Dear Church Family,
When I saw the news again yesterday, I just had no words. Another shooting, less than a week after last week’s horrific one. But it is my calling and responsibility to “have words” even at times like these… and words more than “no, no, no.”
We have spent a year getting used to one kind of senseless loss of life, and now we are confronted with another kind. Strange how it takes different kinds of resilience to cope with each; we perhaps got used to thousands of daily deaths from covid, and we numbed out so that today’s death toll, in the hundreds, — while truly terrible — seems like great news. But the twisted and hateful targeting of eight innocent people last week, and the random deaths of ten innocent people this week, throws us back on our knees in agony and exhaustion.

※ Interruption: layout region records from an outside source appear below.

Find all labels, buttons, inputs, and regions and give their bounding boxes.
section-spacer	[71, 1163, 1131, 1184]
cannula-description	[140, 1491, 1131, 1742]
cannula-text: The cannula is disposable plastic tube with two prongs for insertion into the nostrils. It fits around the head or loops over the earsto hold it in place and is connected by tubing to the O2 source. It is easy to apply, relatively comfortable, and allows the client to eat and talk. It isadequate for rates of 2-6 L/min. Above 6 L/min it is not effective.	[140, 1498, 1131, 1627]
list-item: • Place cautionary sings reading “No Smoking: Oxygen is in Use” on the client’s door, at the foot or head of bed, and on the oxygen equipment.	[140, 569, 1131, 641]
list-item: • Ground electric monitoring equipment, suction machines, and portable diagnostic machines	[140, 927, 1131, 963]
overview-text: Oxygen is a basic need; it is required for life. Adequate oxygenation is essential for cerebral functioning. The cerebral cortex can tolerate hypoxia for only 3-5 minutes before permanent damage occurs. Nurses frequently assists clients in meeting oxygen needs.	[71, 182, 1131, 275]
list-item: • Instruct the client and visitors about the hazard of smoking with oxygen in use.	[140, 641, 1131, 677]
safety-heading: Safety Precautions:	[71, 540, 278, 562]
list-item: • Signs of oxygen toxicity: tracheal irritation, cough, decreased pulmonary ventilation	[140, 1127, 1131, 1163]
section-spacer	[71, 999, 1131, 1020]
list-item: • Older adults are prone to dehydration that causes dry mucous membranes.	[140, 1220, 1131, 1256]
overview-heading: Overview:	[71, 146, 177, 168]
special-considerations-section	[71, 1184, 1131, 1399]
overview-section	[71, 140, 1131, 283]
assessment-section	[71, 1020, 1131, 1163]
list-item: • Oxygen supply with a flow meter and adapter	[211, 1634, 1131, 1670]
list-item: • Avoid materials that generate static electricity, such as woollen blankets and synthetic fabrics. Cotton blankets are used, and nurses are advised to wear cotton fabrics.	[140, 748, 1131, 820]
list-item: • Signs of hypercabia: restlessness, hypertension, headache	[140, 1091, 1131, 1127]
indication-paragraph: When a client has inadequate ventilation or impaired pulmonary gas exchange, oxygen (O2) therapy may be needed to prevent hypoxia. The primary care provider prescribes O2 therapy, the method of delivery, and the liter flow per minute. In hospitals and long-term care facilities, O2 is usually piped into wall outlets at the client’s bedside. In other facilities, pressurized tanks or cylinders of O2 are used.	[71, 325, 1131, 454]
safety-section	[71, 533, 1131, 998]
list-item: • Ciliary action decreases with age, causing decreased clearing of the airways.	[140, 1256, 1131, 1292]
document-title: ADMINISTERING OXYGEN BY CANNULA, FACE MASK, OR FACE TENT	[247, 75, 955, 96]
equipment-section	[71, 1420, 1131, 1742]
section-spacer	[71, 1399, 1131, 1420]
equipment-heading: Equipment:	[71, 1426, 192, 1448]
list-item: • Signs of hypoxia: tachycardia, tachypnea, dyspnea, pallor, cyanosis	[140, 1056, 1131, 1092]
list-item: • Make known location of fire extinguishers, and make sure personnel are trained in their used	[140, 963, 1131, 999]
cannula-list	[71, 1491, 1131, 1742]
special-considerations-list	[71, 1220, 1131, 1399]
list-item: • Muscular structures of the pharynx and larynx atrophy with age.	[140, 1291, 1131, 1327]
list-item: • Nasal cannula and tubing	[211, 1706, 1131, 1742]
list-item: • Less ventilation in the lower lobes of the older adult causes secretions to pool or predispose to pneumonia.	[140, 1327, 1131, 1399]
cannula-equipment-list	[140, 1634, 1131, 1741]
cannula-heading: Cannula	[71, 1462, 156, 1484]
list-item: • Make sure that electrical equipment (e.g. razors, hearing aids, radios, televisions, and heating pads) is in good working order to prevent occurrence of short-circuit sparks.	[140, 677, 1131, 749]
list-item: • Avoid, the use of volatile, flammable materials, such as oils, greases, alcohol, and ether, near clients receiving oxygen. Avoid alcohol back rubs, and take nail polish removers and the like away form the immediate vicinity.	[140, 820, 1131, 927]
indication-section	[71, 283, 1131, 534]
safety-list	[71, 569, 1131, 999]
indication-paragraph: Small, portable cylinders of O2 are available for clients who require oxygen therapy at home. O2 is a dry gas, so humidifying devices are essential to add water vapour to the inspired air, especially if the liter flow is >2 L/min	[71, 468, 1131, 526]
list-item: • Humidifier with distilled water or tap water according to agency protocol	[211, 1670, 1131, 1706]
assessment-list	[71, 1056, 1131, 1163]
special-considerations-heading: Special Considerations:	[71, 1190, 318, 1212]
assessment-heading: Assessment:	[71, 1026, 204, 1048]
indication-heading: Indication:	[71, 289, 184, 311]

Much like the shootings, covid has been both random and racist in its death toll. Covid, like gun violence, could strike anyone anywhere; but it is most likely to strike where poverty, racism, discrimination and desperation have already struck. Though the kind of “mass shooting” events that catch media attention have taken about a one-year break, gun violence did not take a break, and murder rates were extremely high throughout 2020. People like the spa workers in Atlanta and the grocery store employees in Boulder regularly experience other kinds of abusive or uncaring behavior from members of the public who take them for granted, harass them sexually, or refuse to wear masks. Sadly, we grow accustomed to these everyday abuses and everyday death tolls.
A song I learned from the Poor People’s Campaign comes to mind today. “Somebody’s hurting my sister, and it’s gone on far too long; and we won’t be silent any more.” Gun violence has gone on far too long. Anti-Asian racism has gone on far, far too long. The degradation of poverty has gone on far too long. And this unbelievable pandemic has gone on so much longer than it ever should have. We rush to pay attention and to care when something big hits the news; but may God grant us the stamina and attention to still care when it is not “newsworthy.” May we have energy and compassion to spare for our Asian and Pacific Islander sisters who fear ordinary danger when they walk down the street; for the grocery store employees confronting customers who refuse to mask up; for the spa workers who suffer sexual abuse; for the many people grieving someone lost to gun violence; and for the hundreds of families grieving a loved one lost to covid each and every day. God mourns all of these. May we have the courage to stand up and say “it’s gone on far too long” to all these evils and dangers, not just when they hit the news with a big splash.
The Bible teaches us to dream of a kingdom where all are well, where healing flows freely, where the poor are lifted up and where the power of love rules. May we settle for nothing less.